I was saying that we need to understand what these changes mean for offenders, the Prison Service and society. For example, does the necessary amount of specialist prison provision required to incarcerate these offenders actually exist? That is not just about the number of prison places; it is about having the expertise available to manage and engage these offenders. We heard a lot of evidence from Mark Fairhurst about the need for proper provision and the fact that, at the moment, we have only one centre to deal with these particular terrorists. We are supposed to have three such centres, but we do not yet know when the Government will come forward and tell us when the new centres will be up and running.
What are the Minister’s proposals for housing younger offenders? Again, we need the prison places, but we also need the support services. Do they already exist, or is he proposing to develop more of them? If he is going to develop more of them, when will they be available? Even in the next two or three years, based on the Minister’s numbers, perhaps 20 or 30 young people will need specialist accommodation. They need specialist support services. Where are those services coming from? They do not exist at the moment, as I hope that the Minister will acknowledge, so will he ensure that they will in future so that we can for and deal with these people appropriately? We must not have a situation in which younger offenders—albeit among the most serious ones, as described by the hon. Lady—end up in the adult prison system because there is nowhere else for them to go.

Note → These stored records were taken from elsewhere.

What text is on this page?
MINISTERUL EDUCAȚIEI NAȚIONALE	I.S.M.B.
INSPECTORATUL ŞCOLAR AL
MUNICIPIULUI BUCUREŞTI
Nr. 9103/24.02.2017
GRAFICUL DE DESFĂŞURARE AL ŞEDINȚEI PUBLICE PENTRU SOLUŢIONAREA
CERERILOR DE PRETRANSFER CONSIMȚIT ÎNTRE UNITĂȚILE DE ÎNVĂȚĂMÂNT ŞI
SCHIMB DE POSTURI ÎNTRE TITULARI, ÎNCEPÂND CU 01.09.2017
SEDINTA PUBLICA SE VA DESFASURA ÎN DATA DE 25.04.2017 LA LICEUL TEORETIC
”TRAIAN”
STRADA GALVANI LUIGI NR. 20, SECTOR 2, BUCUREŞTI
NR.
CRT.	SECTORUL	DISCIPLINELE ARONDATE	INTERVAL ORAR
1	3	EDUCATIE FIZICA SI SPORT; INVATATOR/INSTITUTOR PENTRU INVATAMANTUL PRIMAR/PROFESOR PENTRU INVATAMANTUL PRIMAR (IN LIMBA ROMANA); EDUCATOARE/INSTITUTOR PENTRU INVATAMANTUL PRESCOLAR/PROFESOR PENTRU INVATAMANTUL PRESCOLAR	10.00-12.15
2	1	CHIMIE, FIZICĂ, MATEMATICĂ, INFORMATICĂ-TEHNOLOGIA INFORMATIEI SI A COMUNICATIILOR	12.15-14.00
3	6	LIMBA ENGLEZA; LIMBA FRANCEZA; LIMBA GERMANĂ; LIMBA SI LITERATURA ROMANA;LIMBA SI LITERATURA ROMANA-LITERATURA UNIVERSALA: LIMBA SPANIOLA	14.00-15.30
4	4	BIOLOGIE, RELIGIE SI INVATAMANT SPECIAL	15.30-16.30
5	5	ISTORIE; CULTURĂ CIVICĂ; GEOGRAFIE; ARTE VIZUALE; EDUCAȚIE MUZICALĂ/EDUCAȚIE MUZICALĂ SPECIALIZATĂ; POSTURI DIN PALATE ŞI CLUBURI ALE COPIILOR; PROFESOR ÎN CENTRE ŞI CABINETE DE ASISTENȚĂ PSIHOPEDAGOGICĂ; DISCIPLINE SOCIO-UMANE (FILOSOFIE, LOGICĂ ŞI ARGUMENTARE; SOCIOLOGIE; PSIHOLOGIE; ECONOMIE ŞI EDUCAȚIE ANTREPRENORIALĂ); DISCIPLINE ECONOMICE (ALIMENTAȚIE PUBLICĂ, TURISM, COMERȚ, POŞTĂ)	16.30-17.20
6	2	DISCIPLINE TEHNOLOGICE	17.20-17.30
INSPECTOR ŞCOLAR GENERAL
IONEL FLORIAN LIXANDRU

I would welcome a specific comment on the issue when the Minister responds. I know that he has some tidying-up amendments for later in the development of the Bill, but I want to understand specifically what will happen with younger offenders and whether it is possible that some of them will end up in the adult estate.
It should be clear to the Minister why he should not be shy about commissioning analysis better to understand the issues that we face. Everyone talks about the importance of data and making decisions based on evidence. The amendment provides the Minister with an opportunity to do just that, and the Opposition are pleased to offer the Minister our assistance.

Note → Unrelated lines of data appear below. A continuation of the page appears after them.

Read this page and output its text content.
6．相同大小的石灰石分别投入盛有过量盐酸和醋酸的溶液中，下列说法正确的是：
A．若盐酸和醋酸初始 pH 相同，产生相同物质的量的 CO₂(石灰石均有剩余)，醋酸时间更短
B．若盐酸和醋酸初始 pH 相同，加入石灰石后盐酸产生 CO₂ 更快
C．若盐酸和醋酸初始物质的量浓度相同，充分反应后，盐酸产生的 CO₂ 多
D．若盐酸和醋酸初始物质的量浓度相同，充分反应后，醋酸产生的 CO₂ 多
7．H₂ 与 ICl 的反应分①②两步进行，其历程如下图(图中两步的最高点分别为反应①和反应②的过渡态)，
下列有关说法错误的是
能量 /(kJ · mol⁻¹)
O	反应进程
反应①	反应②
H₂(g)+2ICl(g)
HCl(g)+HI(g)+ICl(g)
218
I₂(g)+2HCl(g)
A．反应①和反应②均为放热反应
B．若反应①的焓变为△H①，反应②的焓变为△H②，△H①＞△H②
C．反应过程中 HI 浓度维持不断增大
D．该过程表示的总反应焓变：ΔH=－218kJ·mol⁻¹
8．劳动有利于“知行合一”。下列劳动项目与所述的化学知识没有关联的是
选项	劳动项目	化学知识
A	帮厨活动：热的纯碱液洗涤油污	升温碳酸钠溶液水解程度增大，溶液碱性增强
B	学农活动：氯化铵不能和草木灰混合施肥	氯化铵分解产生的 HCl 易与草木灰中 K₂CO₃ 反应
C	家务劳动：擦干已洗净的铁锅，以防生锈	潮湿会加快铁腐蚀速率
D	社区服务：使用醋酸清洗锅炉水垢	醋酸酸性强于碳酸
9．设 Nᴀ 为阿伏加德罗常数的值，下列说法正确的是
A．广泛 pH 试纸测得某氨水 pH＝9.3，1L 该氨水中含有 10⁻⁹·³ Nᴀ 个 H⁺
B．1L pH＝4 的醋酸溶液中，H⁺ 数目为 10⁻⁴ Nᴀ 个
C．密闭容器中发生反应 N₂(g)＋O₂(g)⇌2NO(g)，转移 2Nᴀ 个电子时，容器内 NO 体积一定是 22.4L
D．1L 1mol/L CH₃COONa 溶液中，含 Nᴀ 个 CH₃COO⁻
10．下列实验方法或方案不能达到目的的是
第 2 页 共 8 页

Also, if the Minister had the analysis, it would be easy for him to demonstrate to the House that he had got his decisions right. When he faced challenges from the Opposition on the success or failure of his new measures, he would have the analysis at his fingertips. I know that, financially, the Justice Department is skint. It has suffered heavy cuts disproportionate to those for other Departments during the past 10 years or so, and we have seen the results of that. The latest figures show that the number of criminal cases yet to reach the courts has now exceeded half a million, with hundreds of thousands more tribunal cases also outstanding. Perhaps it is the lack of resources that has meant that the Lord Chancellor cannot crack on and plan Nightingale courts to go alongside the Nightingale hospitals—the money to do so simply is not available. He did write to me yesterday, telling me that some additional money will be available. But it is a very small amount of money compared with the challenge that the system faces. This Minister’s accepting the amendment might result in the use of some resources, but the right action in this respect could save considerable sums in the longer term, and as I have made clear, the Justice Department really needs the resources.

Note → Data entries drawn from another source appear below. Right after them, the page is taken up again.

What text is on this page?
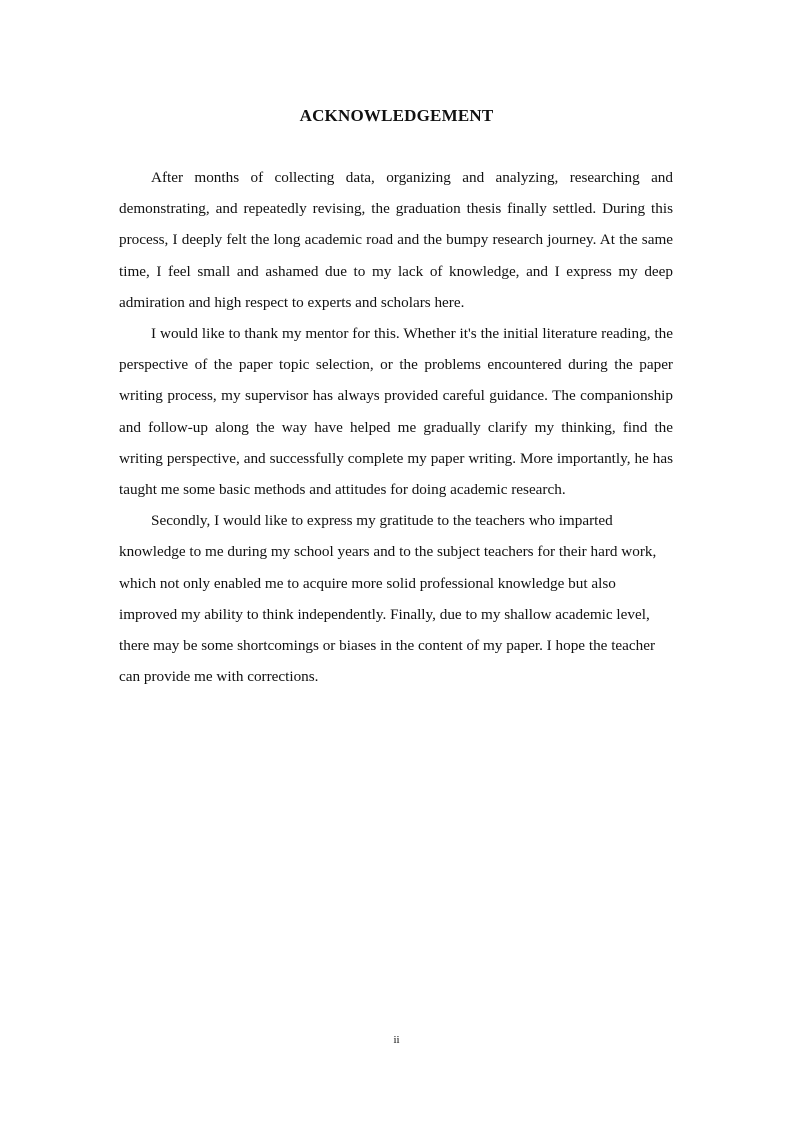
ACKNOWLEDGEMENT

After months of collecting data, organizing and analyzing, researching and demonstrating, and repeatedly revising, the graduation thesis finally settled. During this process, I deeply felt the long academic road and the bumpy research journey. At the same time, I feel small and ashamed due to my lack of knowledge, and I express my deep admiration and high respect to experts and scholars here.

I would like to thank my mentor for this. Whether it's the initial literature reading, the perspective of the paper topic selection, or the problems encountered during the paper writing process, my supervisor has always provided careful guidance. The companionship and follow-up along the way have helped me gradually clarify my thinking, find the writing perspective, and successfully complete my paper writing. More importantly, he has taught me some basic methods and attitudes for doing academic research.

Secondly, I would like to express my gratitude to the teachers who imparted knowledge to me during my school years and to the subject teachers for their hard work, which not only enabled me to acquire more solid professional knowledge but also improved my ability to think independently. Finally, due to my shallow academic level, there may be some shortcomings or biases in the content of my paper. I hope the teacher can provide me with corrections.

ii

Our ask is simple. We believe that there are real benefits for the Government in carrying out the analysis described in the amendment. Let us have in Parliament the evidence suggesting that these measures are a necessity and actually keep the public safe. I hope that the Minister will take these points and accept that longer sentences do not necessarily reduce the risk of reoffending. Several of our witnesses made that clear and even suggested that minimum sentences may in fact be counterproductive. The Minister might be reluctant to adopt the amendment—I will be surprised if he is not—but I look to him to come up with answers to the real issues that it covers.